Muziek lexicon

Mr. G. Keller en Philip Kruseman (1932)

Gepubliceerd op 15-06-2021

Fluit

betekenis & definitie

(Plaat 87), een (meestal) houten blaasinstr., waarvan twee variëteiten bestaan: de bekfluit en de dwarsfluit. De eerste is uit de muziekbeoefening verdwenen, en wordt nog een enkele maal aangetroffen bij muzikanten in zeer afgelegen Fransche en Italiaansche dorpen.

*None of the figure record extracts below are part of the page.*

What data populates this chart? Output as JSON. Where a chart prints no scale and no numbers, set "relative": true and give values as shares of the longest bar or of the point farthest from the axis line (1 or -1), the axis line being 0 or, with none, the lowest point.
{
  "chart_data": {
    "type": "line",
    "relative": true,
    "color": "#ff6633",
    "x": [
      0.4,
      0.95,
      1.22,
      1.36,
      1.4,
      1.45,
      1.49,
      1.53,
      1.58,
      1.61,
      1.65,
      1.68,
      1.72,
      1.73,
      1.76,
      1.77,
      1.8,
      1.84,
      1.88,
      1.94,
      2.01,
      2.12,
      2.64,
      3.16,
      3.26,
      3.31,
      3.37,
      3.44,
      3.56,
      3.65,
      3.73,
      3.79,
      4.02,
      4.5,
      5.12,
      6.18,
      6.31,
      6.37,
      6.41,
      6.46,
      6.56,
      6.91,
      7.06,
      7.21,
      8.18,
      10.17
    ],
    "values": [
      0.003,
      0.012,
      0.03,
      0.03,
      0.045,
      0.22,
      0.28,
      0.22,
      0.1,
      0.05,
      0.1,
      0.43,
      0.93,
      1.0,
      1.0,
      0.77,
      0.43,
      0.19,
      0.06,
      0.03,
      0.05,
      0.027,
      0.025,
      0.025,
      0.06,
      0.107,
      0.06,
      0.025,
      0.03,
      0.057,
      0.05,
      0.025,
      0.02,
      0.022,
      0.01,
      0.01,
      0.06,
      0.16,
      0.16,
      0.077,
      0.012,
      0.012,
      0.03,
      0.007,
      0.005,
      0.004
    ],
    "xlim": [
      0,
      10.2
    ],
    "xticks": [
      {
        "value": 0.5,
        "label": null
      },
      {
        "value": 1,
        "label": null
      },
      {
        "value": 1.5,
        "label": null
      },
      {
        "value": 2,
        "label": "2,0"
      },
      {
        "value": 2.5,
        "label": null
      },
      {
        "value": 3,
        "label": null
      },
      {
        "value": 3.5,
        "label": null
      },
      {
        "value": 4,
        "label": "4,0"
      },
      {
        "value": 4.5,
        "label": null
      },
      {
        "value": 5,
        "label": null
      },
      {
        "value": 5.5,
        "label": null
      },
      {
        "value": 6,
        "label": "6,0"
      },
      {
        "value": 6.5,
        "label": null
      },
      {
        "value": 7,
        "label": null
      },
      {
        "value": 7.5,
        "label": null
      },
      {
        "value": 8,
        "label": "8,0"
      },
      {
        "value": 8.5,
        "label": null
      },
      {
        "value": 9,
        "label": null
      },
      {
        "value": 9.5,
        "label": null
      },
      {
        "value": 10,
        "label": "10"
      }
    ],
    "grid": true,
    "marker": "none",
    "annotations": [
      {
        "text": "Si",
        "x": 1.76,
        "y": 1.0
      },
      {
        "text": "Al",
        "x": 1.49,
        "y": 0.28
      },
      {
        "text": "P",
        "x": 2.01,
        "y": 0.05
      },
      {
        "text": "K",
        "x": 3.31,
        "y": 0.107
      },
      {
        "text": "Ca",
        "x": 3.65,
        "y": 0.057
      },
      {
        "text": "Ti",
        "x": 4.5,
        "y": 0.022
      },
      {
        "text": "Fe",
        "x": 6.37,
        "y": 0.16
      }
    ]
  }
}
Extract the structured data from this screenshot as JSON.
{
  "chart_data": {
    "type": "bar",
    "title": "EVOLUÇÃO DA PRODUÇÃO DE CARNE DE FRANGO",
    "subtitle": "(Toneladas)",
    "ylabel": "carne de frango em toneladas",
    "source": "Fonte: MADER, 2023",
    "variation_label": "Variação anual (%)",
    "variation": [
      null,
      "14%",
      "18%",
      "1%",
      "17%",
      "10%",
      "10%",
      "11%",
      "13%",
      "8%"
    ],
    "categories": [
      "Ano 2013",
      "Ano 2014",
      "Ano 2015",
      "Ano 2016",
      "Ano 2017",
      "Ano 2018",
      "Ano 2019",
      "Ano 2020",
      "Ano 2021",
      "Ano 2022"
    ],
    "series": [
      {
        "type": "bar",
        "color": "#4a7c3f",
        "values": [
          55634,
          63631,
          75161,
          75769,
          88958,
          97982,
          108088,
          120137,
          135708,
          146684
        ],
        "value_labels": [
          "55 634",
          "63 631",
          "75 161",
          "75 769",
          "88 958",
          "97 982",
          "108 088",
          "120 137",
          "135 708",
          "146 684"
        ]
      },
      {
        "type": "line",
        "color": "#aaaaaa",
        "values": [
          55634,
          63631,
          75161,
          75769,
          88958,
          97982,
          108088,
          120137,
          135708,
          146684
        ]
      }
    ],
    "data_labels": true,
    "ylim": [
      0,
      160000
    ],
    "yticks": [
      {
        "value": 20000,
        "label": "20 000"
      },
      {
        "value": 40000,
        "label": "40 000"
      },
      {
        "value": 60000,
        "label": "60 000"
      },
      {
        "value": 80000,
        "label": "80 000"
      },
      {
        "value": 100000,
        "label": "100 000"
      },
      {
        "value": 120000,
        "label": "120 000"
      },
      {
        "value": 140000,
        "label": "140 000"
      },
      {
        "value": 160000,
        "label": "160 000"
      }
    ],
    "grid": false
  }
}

Wij kennen haar alleen, in den vorm van kinderspeelgoed: het zes-cents blikken kermisfluitje. De Dwarsfl. wordt — zooals de naam aanduidt — niet recht maar dwars voor den mond gehouden; de speler blaast de lucht over- niet in- een gat, dat in het mondstuk is aangebracht. Andere gaten, die met de vingers kunnen worden afgesloten, dienen om de lucht op verschillende plaatsen te laten ontsnapen, en zoodoende tonen van verschillende hoogte te veroorzaken. Men heeft zich lang met dit, toch nogal gebrekkig, stelsel tevreden gesteld. De fluitist Quantz, leeraar van Frederik d. Gr., bracht de eerste klep op de Fl. aan; langzamerhand werd dat getal uitgebreid. De grootste volmaking onderging de FL toen Boehm, na lange onderzoekingen op natuur- en geluidkundig gebied, (waarbij zijn vriend, de physicus Schafhautl hem ter zijde stond), zijn systeem ging toepassen. Daarmee was op de Fl. alles mogelijk geworden. Een deel der fluitisten begroette die vernieuwing met vreugde, een ander wilde niet ervan hooren, en beweerde dat de toon, te zijnen nadeele, gewijzigd was. Hetzelfde werd gezegd toen men er toe overging fluiten te vervaardigen van (verzilverd) metaal, vaak zelfs van zuiver zilver. De waarheid is dat een goed fluitist op een oude of een Boehmfluit, op een houten of metalen, mooi, goed en zuiver blaast.